Odon alla au rendez-vous, mais ce fut pour assurer à sa sœur qu'il romprait plutôt avec elle, que de considérer un seul instant l'idée de quitter sa maîtresse.
De plus en plus, les deux amants s'étaient sentis seuls, étrangers au monde, absurdes et réfractaires. Sans une inquiétude de cœur, ils étaient demeurés l'un à l'autre, persuadés que cette possession constituait l'unique et suprême sécurité dans le hasard phénoménal de l'existence. Ils s'avançaient dans l'avenir sans autre projet, sinon de continuer le présent avec plus de sérénité, plus d'oubli si possible.

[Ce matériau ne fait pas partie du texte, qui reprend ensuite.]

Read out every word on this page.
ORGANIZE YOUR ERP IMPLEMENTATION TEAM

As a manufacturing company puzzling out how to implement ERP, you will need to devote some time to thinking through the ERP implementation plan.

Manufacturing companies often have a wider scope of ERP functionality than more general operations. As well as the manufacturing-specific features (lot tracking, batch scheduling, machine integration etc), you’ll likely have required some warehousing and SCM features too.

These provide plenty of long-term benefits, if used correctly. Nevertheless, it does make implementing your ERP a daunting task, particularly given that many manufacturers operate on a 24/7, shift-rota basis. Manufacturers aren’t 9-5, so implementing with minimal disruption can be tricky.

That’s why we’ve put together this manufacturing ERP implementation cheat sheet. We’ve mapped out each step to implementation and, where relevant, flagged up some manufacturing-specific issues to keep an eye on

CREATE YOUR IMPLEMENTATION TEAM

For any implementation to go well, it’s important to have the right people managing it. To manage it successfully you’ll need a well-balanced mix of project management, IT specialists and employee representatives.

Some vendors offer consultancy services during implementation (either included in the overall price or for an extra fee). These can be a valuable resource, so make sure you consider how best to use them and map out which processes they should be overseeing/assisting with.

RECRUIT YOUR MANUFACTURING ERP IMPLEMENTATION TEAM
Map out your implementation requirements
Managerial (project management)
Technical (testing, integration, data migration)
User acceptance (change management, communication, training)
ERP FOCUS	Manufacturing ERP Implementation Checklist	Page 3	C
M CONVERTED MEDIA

Malheureusement, de cruelles préoccupations vinrent bouleverser ce qu'ils avaient pu retenir de bonheur. La santé d'Odon laissait à désirer. Et, tout à coup, sa maladie de cœur s'aggrava. Une crise, plus forte que celles qu'il avait de temps en temps, l'abattit si rudement, que Pauline eut, un moment, l'affreuse angoisse de le voir partir entre ses bras. Il ne s'en releva pas complètement.
Pauline comprit alors le malheur effrayant, le malheur auprès duquel le reste n'était rien, l'insondable malheur qui la menaçait.

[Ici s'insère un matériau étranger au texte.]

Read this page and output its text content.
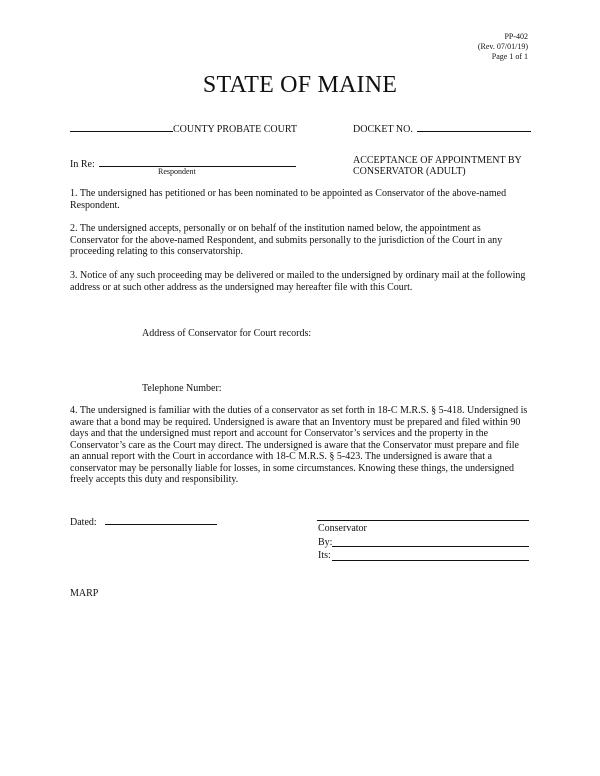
PP-402
(Rev. 07/01/19)
Page 1 of 1
STATE OF MAINE
COUNTY PROBATE COURT	DOCKET NO.
In Re:
Respondent
ACCEPTANCE OF APPOINTMENT BY
CONSERVATOR (ADULT)
1. The undersigned has petitioned or has been nominated to be appointed as Conservator of the above-named Respondent.
2. The undersigned accepts, personally or on behalf of the institution named below, the appointment as Conservator for the above-named Respondent, and submits personally to the jurisdiction of the Court in any proceeding relating to this conservatorship.
3. Notice of any such proceeding may be delivered or mailed to the undersigned by ordinary mail at the following address or at such other address as the undersigned may hereafter file with this Court.
Address of Conservator for Court records:
Telephone Number:
4. The undersigned is familiar with the duties of a conservator as set forth in 18-C M.R.S. § 5-418. Undersigned is aware that a bond may be required. Undersigned is aware that an Inventory must be prepared and filed within 90 days and that the undersigned must report and account for Conservator’s services and the property in the Conservator’s care as the Court may direct. The undersigned is aware that the Conservator must prepare and file an annual report with the Court in accordance with 18-C M.R.S. § 5-423. The undersigned is aware that a conservator may be personally liable for losses, in some circumstances. Knowing these things, the undersigned freely accepts this duty and responsibility.
Dated:
Conservator
By:
Its:
MARP
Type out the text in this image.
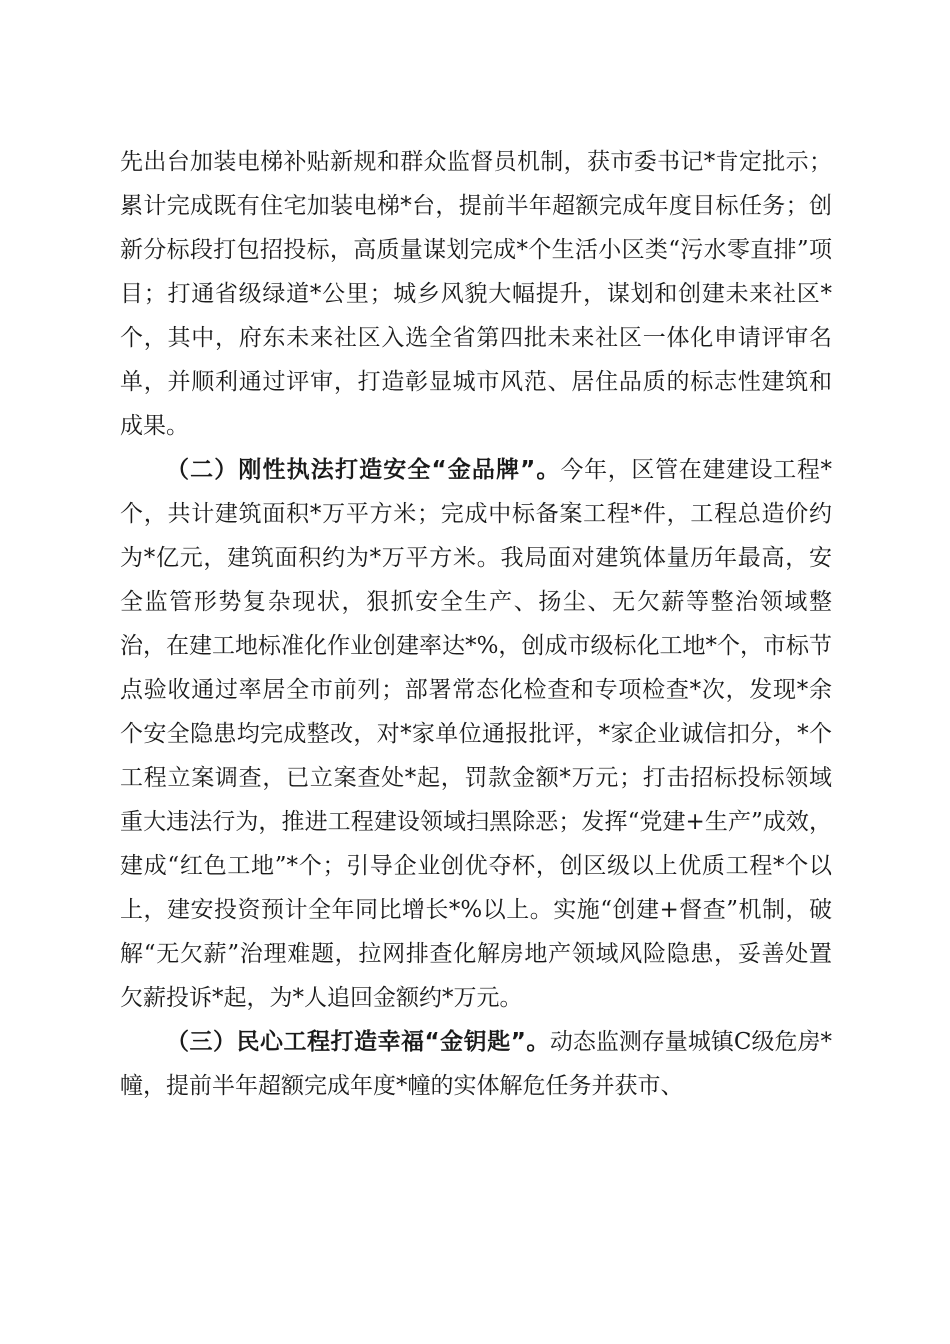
先出台加装电梯补贴新规和群众监督员机制，获市委书记*肯定批示；累计完成既有住宅加装电梯*台，提前半年超额完成年度目标任务；创新分标段打包招投标，高质量谋划完成*个生活小区类“污水零直排”项目；打通省级绿道*公里；城乡风貌大幅提升，谋划和创建未来社区*个，其中，府东未来社区入选全省第四批未来社区一体化申请评审名单，并顺利通过评审，打造彰显城市风范、居住品质的标志性建筑和成果。

（二）刚性执法打造安全“金品牌”。今年，区管在建建设工程*个，共计建筑面积*万平方米；完成中标备案工程*件，工程总造价约为*亿元，建筑面积约为*万平方米。我局面对建筑体量历年最高，安全监管形势复杂现状，狠抓安全生产、扬尘、无欠薪等整治领域整治，在建工地标准化作业创建率达*%，创成市级标化工地*个，市标节点验收通过率居全市前列；部署常态化检查和专项检查*次，发现*余个安全隐患均完成整改，对*家单位通报批评，*家企业诚信扣分，*个工程立案调查，已立案查处*起，罚款金额*万元；打击招标投标领域重大违法行为，推进工程建设领域扫黑除恶；发挥“党建+生产”成效，建成“红色工地”*个；引导企业创优夺杯，创区级以上优质工程*个以上，建安投资预计全年同比增长*%以上。实施“创建+督查”机制，破解“无欠薪”治理难题，拉网排查化解房地产领域风险隐患，妥善处置欠薪投诉*起，为*人追回金额约*万元。

（三）民心工程打造幸福“金钥匙”。动态监测存量城镇C级危房*幢，提前半年超额完成年度*幢的实体解危任务并获市、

Elle ne s'était jamais posé cette question: S'il mourait?
Et voilà que la mort apparaissait, comme la solennité de l'heure dans le silence de la nuit, rappelant, par un signe précis, discernable, l'éternelle possibilité.
Pauline se sentit une lumière vacillante dans le vent du nord. Nul doute! nul doute! Elle s'éteindrait du même coup. La rafale qui emporterait Odon emporterait sa vie à elle.
Mais cette certitude de mourir à la minute où son amant cesserait de lui être l'image miraculeuse qui fait vivre ne constituait pas une consolation suffisante. Indépendamment des souffrances physiques qu'éprouvait celui qu'elle eût voulu surhumainement heureux, la perspective du mystère formidable que serait cette fin terrestre de leur amour la plongeait dans une agonie éperdue de pensée.
Elle se rappelait le mot qu'elle avait dit à Odon le soir où ils avaient fait connaissance, un des premiers mots qu'il avait entendus d'elle: «Moi, je n'ai pas peur de la mort.»